In a timely manner, the Canada’s World Initiative, a three year project of intense cross-country dialogue and debate focused on Canada’s role in the World, is currently coming to a conclusion.  Through this dialogue Canadians from all backgrounds and locations have identified that we want to see our country lead by example in five areas:

  1. Fostering innovation
  2. Advancing a green economy
  3. Championing good governance
  4. Promoting human development and gender equality
  5. Embracing diversity

With Canadian pride running at an all time high, many would read that list and suggest those are the things that for which Canadians are renowned. As illustrated in this Canada’s World video, the reality is we have a strong history in these areas but are not currently living up to our reputation. In fact, we have a long way to go in order to meet our expectations.

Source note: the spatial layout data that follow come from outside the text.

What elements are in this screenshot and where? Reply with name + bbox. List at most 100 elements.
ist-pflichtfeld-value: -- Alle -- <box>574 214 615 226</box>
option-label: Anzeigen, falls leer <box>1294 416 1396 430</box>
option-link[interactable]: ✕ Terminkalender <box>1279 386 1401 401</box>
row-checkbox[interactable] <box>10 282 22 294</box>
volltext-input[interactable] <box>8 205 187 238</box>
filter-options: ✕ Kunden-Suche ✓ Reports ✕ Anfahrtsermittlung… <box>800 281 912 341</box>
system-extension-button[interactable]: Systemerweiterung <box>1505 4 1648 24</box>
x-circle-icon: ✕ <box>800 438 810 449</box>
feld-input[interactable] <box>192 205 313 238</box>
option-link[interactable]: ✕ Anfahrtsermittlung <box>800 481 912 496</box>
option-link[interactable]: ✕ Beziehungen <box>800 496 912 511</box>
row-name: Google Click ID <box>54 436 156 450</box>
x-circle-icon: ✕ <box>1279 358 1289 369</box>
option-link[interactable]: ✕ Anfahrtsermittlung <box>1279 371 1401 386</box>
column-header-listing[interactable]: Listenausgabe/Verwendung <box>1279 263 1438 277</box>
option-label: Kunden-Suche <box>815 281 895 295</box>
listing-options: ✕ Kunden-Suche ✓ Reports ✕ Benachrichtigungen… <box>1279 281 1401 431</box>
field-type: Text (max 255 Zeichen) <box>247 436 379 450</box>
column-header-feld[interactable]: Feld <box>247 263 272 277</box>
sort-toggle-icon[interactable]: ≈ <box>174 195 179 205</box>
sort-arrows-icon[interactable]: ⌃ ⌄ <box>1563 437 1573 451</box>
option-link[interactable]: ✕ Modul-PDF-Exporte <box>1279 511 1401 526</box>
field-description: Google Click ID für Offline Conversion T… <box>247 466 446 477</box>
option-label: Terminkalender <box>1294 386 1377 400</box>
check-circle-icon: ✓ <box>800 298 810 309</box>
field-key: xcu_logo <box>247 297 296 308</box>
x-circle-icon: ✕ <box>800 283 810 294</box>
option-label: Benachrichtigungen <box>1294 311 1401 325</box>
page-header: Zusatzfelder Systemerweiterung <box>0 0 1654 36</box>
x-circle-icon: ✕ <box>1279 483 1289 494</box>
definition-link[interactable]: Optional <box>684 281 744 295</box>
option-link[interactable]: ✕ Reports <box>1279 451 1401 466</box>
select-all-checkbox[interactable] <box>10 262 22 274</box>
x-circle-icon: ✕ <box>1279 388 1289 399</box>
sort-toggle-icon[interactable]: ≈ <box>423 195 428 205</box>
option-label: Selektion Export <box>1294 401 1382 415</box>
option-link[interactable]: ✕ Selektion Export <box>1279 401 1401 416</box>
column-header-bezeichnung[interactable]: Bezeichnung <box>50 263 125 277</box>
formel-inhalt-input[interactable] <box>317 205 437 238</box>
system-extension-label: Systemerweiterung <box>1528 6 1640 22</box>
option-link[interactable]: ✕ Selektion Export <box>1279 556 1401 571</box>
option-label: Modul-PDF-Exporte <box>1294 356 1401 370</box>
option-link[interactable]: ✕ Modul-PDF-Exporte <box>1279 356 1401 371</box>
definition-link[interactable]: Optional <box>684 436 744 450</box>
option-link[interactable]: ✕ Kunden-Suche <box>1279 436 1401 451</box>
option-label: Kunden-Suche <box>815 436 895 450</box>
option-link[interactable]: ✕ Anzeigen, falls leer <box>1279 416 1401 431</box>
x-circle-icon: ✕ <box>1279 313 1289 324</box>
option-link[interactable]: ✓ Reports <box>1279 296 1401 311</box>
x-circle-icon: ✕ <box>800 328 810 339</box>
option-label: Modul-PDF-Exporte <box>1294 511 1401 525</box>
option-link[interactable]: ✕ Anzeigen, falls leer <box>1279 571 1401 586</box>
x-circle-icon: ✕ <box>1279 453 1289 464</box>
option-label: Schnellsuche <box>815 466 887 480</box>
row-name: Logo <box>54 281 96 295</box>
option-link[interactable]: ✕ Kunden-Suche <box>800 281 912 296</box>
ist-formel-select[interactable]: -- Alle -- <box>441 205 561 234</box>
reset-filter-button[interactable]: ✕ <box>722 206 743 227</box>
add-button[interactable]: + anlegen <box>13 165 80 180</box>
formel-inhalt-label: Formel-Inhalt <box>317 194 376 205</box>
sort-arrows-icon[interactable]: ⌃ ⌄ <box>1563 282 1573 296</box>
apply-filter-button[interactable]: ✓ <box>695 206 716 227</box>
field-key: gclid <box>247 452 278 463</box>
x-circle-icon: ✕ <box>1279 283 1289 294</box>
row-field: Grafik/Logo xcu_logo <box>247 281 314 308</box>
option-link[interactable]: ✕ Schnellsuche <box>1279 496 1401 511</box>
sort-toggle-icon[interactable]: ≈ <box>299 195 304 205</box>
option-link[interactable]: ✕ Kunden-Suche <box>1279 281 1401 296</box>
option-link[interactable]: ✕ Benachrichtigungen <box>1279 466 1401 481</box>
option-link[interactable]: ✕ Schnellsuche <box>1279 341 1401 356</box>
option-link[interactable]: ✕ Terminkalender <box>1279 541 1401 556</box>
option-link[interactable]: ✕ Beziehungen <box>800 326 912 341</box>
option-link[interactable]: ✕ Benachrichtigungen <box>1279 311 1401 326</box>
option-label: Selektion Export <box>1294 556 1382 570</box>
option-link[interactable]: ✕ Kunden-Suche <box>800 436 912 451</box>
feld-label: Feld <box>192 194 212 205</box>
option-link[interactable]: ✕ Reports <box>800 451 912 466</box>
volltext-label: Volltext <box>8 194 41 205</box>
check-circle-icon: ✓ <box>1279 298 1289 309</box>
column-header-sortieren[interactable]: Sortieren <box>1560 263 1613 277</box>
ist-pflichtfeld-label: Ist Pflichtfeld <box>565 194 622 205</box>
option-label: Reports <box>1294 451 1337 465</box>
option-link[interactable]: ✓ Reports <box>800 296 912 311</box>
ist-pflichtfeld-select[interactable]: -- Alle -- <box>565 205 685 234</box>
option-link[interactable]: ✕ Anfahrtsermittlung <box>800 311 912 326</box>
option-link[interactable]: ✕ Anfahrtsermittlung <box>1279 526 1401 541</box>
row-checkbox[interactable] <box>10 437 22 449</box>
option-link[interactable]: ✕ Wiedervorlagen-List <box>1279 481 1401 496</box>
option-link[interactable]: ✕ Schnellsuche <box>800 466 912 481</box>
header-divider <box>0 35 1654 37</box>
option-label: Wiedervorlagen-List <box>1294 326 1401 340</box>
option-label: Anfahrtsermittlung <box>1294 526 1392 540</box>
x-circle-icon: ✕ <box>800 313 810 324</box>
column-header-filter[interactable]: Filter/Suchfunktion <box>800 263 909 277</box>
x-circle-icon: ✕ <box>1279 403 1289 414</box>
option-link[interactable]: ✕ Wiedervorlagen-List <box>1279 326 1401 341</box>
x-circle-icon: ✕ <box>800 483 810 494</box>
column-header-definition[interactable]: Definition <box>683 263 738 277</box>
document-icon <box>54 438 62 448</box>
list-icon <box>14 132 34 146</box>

I’m not trying to rain on anyone’s parade here.  Despite the fact that we’ve fallen short of a number of goals in recent years and we’re not actually living up to the perception that many Canadians have of our current role in the world, the Canada’s World dialogue has shown that the will and desire for change is there.

More importantly, Canada’s World has also identified that coherence, collaboration and community are what it will take to make these goals a reality, and I feel that all three of those received a huge vote of support throughout the 2010 Olympics.  Whether it’s celebrating in the streets after the gold medal hockey game or the vast gathering of people at torch ceremonies across the nation, our communities have come together in ways I have not seen in the past.  The media is saying that the coherence of our nation has never been stronger.  Without collaboration, the games would not have attained the level of success being attributed to them.

Based on this experience, my hope is that the spirit of the Games witnessed over the past 17 days doesn’t end with the closing ceremonies.  Let’s not just unite in being Canadian, but in the role Canada can play in the World.   I hope this new sense of collectivism and collaboration ignites action to make the changes we, as Canadians, want to see for our country and our global community.   Now’s the time Canada!  Let’s not make the 2010 Winter Games just our legacy, but the starting point for things to come.